Document Type : Research Article
Author
Associate Professor of Atmospheric Science and Meteorological Research Center(ASMERC)
Abstract
Narrow, rapidly flowing currents of air located near the tropopause are known as jet streams. These jets, often found nearly girdling the globe while exhibiting large meridional meanders, are among the most ubiquitous structural characteristics of Earth’s atmosphere and are known to play a substantial role in the production of sensible weather in the mid-latitudes. Jet streams are classified into two different types subtropical jet and polar-front jet streams. Subtropical jets are driven by angular momentum transport from the tropics and are centered at the poleward boundaries of the Hadley cell and polar-front jets are driven by baroclinic eddies and are associated with weather and climate events, such as precipitation and cold wave processes.
To study whether jet streams have been changing in the past decades, we used the historical data of NCEP/NCAR from the National Centers for Environmental Protection and the National Center for Atmospheric Research, covering 1948 to 2023.We have used the daily means of u, v components, temperature and geopotential height, at 6 levels from 400 to 100 hPa and daily means temperature at 4 levels from 1000 to 700 hPa.

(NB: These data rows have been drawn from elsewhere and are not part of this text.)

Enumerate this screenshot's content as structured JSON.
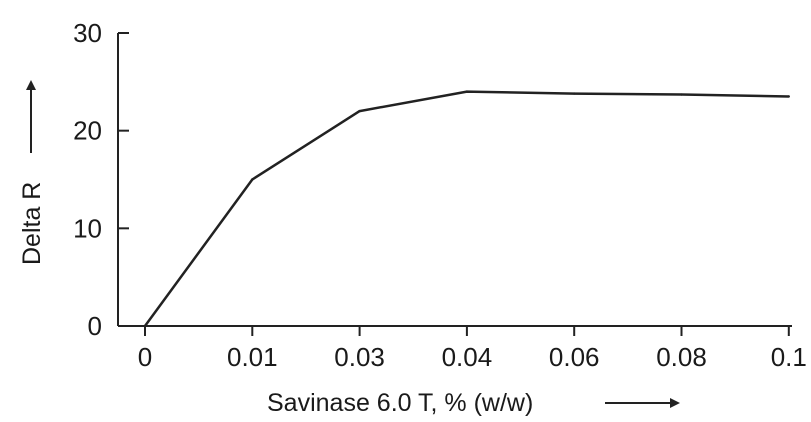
{
  "chart_data": {
    "type": "line",
    "title": "",
    "xlabel": "Savinase 6.0 T, % (w/w)",
    "ylabel": "Delta R",
    "x_tick_labels": [
      "0",
      "0.01",
      "0.03",
      "0.04",
      "0.06",
      "0.08",
      "0.1"
    ],
    "y_tick_labels": [
      "0",
      "10",
      "20",
      "30"
    ],
    "ylim": [
      0,
      30
    ],
    "grid": false,
    "legend": "none",
    "series": [
      {
        "x_tick_index": [
          0,
          1,
          2,
          3,
          4,
          5,
          6
        ],
        "y": [
          0,
          15,
          22,
          24,
          23.8,
          23.7,
          23.5
        ]
      }
    ],
    "colors": {
      "line": "#222222",
      "axis": "#222222",
      "text": "#1a1a1a"
    }
  }
}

In this paper, we firstly calculated the wind speed index, pressure index and latitude index that were defined by Archer and Caldeira (2008) to characterize the strength, the pressure level, and the latitudinal position of a jet stream, respectively. Then after that the variability of the characteristics of jet streams of both hemispheres in warm and cold seasons were investigated.
In addition, the temperature trend in the upper and lower troposphere was determined by calculating the average seasonal temperatures over latitudinal zones 0°-15°, 15°-30°, 30°-45°, 45°-60°, 60°-75°, 75°-90° in northern and southern hemisphere at upper levels of 400, 300, 250, 200, 150, 100 hPa and lower levels of 1000, 925, 850, 700 hPa.
We found that, in general, the jet streams have moved poleward in both hemispheres so that the shift to the pole of subtropical jets in the northern hemisphere was 0.061 (0.019) °/decade in DJF (JJA) and in the southern hemisphere was 0.307 (0.223) °/decade in DJF (JJA) for 1948-2023.
Also of the southern hemisphere the subtropical jet in winter and summer is weakening but the polar front jet is strengthening. In the northern hemisphere, in both warm and cold seasons the trend of wind speed is increasing in the poleward side of the jet axis, and is decreasing in the southern side of its axis, while in the trend of the maximum wind speed is upward.
One of the important factors of these changes can be related to the upward temperature trend in the tropical and subtropical regions of both hemispheres.
In this statistical period, the smallness of the slope of the zonal mean of seasonal temperature trend line of the lower levels of the tropical region compared to the slope of the average temperature trend of the upper levels of the subtropical region has caused that the strengthening of the Hadley cell convection which is less than the weakening of its meridional circulation range, this can be one of the factors that lowered the trend of the jet streams speed in both hemispheres.
Also, the results showed that the mass-flux weighted pressure in the DJF season is minimum around the equator and in the JJA season around the orbit of 12°N from the west of Mauritania to the southeast of China is minimum.